В ответ раздался хриплый стон:
«Да, кажется… кажется, живой. Тебе лучше?»
Такого тяжелого пробуждения у Мартина не было с тех самых пор, как он построил себе дом. Будто он не спал, а всю ночь копал ров или колол дрова. Мысли были сухими и шершавыми, царапающими изнутри.
Вик смотрел на старые электронные часы на столе и пытался понять, что с ними не так.
— Мы, кажется, сутки с тобой спали, Мартин. Но я себя совсем хорошо чувствую, только
«Отлично. Сегодня мы с тобой сидим дома и читаем. А потом мы завтра сидим дома и читаем. А знаешь, чем мы займемся послезавтра?»
— Мы будем сидеть дома и читать? — с надеждой спросил Вик.
«Именно так. А теперь прошу тебя, умоляю. Там чайник под кроватью, даже я чувствую, как ты хочешь пить».
— Так это горло не болело, просто пересохло! Слушай, Мартин, давай поедим? Я даже сырой картошки бы сейчас съел, или той твоей сгоревшей манки.
«Это было один раз», — проворчал он, шагая в проем.
Первое, что он почувствовал, зайдя на кухню — запах. Теплый, сладковатый, очень знакомый. На клеенчатой скатерти на столе Мартин с ужасом увидел длинный разрез и несколько полосок подсохшей крови. На плите стояла белая кастрюля, покрытая красными отпечатками пальцев.
— Вик… лучше отвернись.
«Нет, я хочу знать», — неожиданно твердо сказал он, не отводя взгляд от окна.
Мартин, кивнув, подошел к плите. Кастрюля была закрыта разделочной доской вместо крышки. Очень медленно он понял доску и заглянул в кастрюлю.
— Черт. Это, кажется, акт отцовской заботы.
«Зато тебе не придется готовить — я передумал», — слабым голосом ответил Вик.
В кастрюле плавала в мутной серой жидкости вареная курица. Отец, кажется, решил приготовить больному сыну бульон, зарезал курицу и сварил ее. Не позаботившись о том, чтобы ощипать и выпотрошить. На поверхности «бульона» плавало несколько пестрых перьев и хлопьев свернувшейся крови.
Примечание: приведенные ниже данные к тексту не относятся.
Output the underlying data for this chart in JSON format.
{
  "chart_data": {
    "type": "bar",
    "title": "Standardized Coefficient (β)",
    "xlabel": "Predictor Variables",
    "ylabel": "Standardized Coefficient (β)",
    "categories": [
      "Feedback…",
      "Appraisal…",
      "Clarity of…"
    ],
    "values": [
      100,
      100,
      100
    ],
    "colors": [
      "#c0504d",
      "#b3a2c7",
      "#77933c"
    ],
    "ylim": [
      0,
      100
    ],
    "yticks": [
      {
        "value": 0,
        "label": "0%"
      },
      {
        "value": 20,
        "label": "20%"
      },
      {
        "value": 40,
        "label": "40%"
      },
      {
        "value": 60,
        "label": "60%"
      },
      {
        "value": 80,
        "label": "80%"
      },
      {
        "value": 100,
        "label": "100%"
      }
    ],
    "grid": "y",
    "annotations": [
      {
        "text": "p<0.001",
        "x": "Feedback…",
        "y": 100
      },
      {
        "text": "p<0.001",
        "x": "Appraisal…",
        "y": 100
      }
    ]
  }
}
— Вик, мне нужен твой совет.
«Правда? Есть я это не стану».
— Мы можем отдать курицу собакам, помыть кастрюлю и решить, что та моя манка была не так уж и плоха. Но я боюсь, твой отец проснется и спросит, где курица.
«Скажем как есть…»
— Я бы не очень хотел рисковать, — тактично ответил Мартин, зябко поводя плечами. — В общем, можем оставить как есть. Но если он напьется и придет тебя этим поить…
«Давай сольем бульон и оставим курицу?»
— Ты прав. Да за что мне это все…
Он с трудом наклонил кастрюлю над раковиной. Из бульона показалась серая куриная лапа с черными когтями, скорбно указующая куда-то на потолок.
Мартин вернул кастрюлю на конфорку и тщательно вымыл раковину.
…
Это были хорошие дни. Несмотря на болезнь, на слабость и все еще отдающийся болью кашель. Курица исчезла куда-то вместе с кастрюлей и Вик, и Мартин единодушно решили сделать вид, что никакой курицы не было вовсе.
Время тянулось медленно, мягко и тепло. Никто их не тревожил, никто не стучал в калитку и не высаживал дверь в комнату. Отец словно вовсе забыл о его существовании, и это устраивало всех троих.